The HKU4 coronavirus is closely related to MERS-CoV, and it can recognize and bind the same receptor, human DPP4 [47]. More importantly, the risk of infecting humans could be sharply increased through the simple induction of two mutants in S protein [48]. However, only sparse information about the HKU4 fusion core is currently available, and no effective fusion inhibitors have been reported. Here, based on the structure of the MERS-CoV 6-HB fusion core, we designed HKU4-HR1P and HKU4-HR2P peptides, which can interact to mimic the formation process of 6-HB by their own HR1 and HR2 regions. Hence, this study contributes to a better understanding about the mechanism of HKU4 infection and provides more information for the development of HKU4 peptide fusion inhibitors in the event that HKU4 crosses the species barrier to infect humans.

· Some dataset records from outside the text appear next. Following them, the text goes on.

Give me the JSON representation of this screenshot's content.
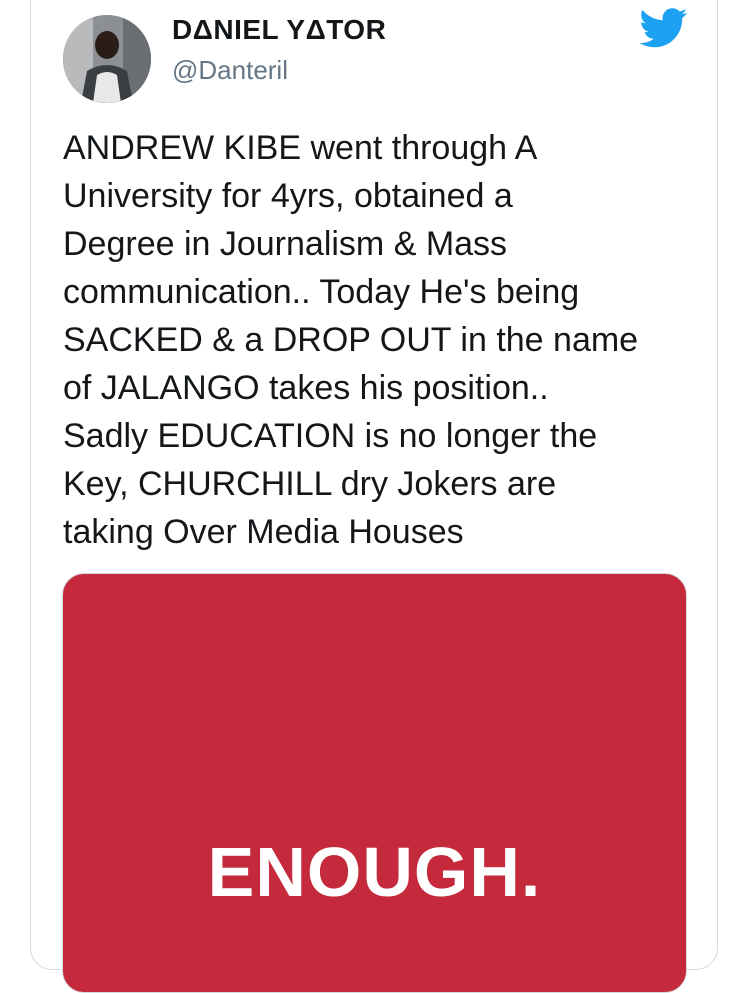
{
  "tweet": {
    "author": {
      "display_name": "DΔNIEL YΔTOR",
      "handle": "@Danteril",
      "avatar_icon": "profile-photo"
    },
    "platform_icon": "twitter-bird-icon",
    "text": "ANDREW KIBE went through A\nUniversity for 4yrs, obtained a\nDegree in Journalism & Mass\ncommunication.. Today He's being\nSACKED & a DROP OUT in the name\nof JALANGO takes his position..\nSadly EDUCATION is no longer the\nKey, CHURCHILL dry Jokers are\ntaking Over Media Houses",
    "media": {
      "text": "ENOUGH."
    }
  },
  "colors": {
    "twitter_blue": "#1da1f2",
    "text": "#14171a",
    "secondary_text": "#657786",
    "media_background": "#c42a3b",
    "border": "#d4d9dd"
  }
}
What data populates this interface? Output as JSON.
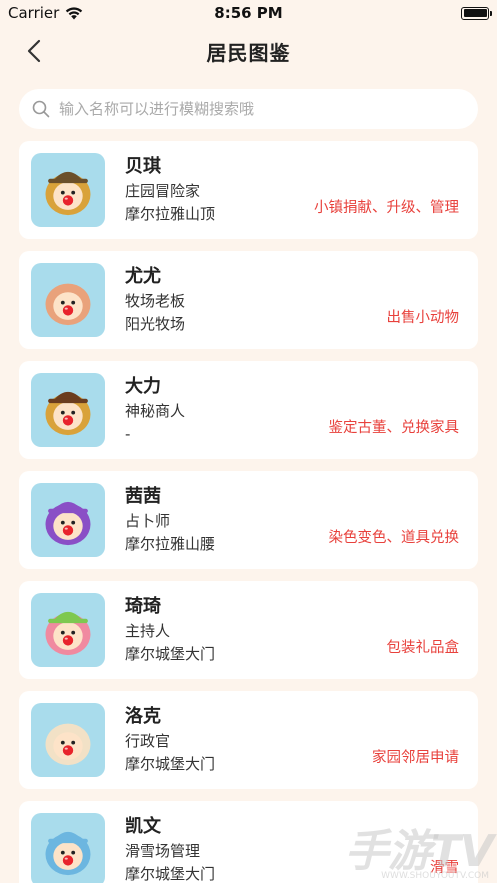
{
  "status_bar": {
    "carrier": "Carrier",
    "time": "8:56 PM"
  },
  "nav": {
    "title": "居民图鉴",
    "back_icon": "chevron-left-icon"
  },
  "search": {
    "placeholder": "输入名称可以进行模糊搜索哦",
    "value": ""
  },
  "residents": [
    {
      "name": "贝琪",
      "role": "庄园冒险家",
      "place": "摩尔拉雅山顶",
      "service": "小镇捐献、升级、管理",
      "hair": "#d9a23a",
      "hat": "#6b4f2a"
    },
    {
      "name": "尤尤",
      "role": "牧场老板",
      "place": "阳光牧场",
      "service": "出售小动物",
      "hair": "#e9a27b",
      "hat": ""
    },
    {
      "name": "大力",
      "role": "神秘商人",
      "place": "-",
      "service": "鉴定古董、兑换家具",
      "hair": "#d9a23a",
      "hat": "#6b3d1e"
    },
    {
      "name": "茜茜",
      "role": "占卜师",
      "place": "摩尔拉雅山腰",
      "service": "染色变色、道具兑换",
      "hair": "#8a4fc6",
      "hat": "#8a4fc6"
    },
    {
      "name": "琦琦",
      "role": "主持人",
      "place": "摩尔城堡大门",
      "service": "包装礼品盒",
      "hair": "#f08aa0",
      "hat": "#7ec850"
    },
    {
      "name": "洛克",
      "role": "行政官",
      "place": "摩尔城堡大门",
      "service": "家园邻居申请",
      "hair": "#f2e1c6",
      "hat": ""
    },
    {
      "name": "凯文",
      "role": "滑雪场管理",
      "place": "摩尔城堡大门",
      "service": "滑雪",
      "hair": "#6cb6e0",
      "hat": "#6cb6e0"
    }
  ],
  "watermark": {
    "main": "手游TV",
    "sub": "WWW.SHOUYOUTV.COM"
  }
}
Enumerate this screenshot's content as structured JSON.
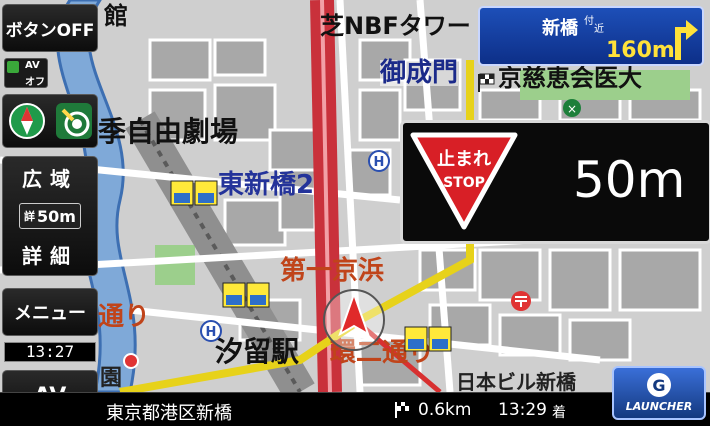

In summary, we have developed a series of bat-CoV-derived peptide fusion inhibitors, including HKU4-HR2P1, HKU4-HR2P2 and HKU4-HR2P3, which can interact with MERS- HR1P to form highly stable 6-HB, mimicking the formation of MERS-CoV 6-HB structure. Additionally, these peptides, especially HKU4-HR2P2 and HKU4-HR2P3, exhibited potent inhibitory activity against MERS-CoV infection, indicating that these bat-CoV peptides are promising as candidates for development as clinical agents against MERS-CoV infection.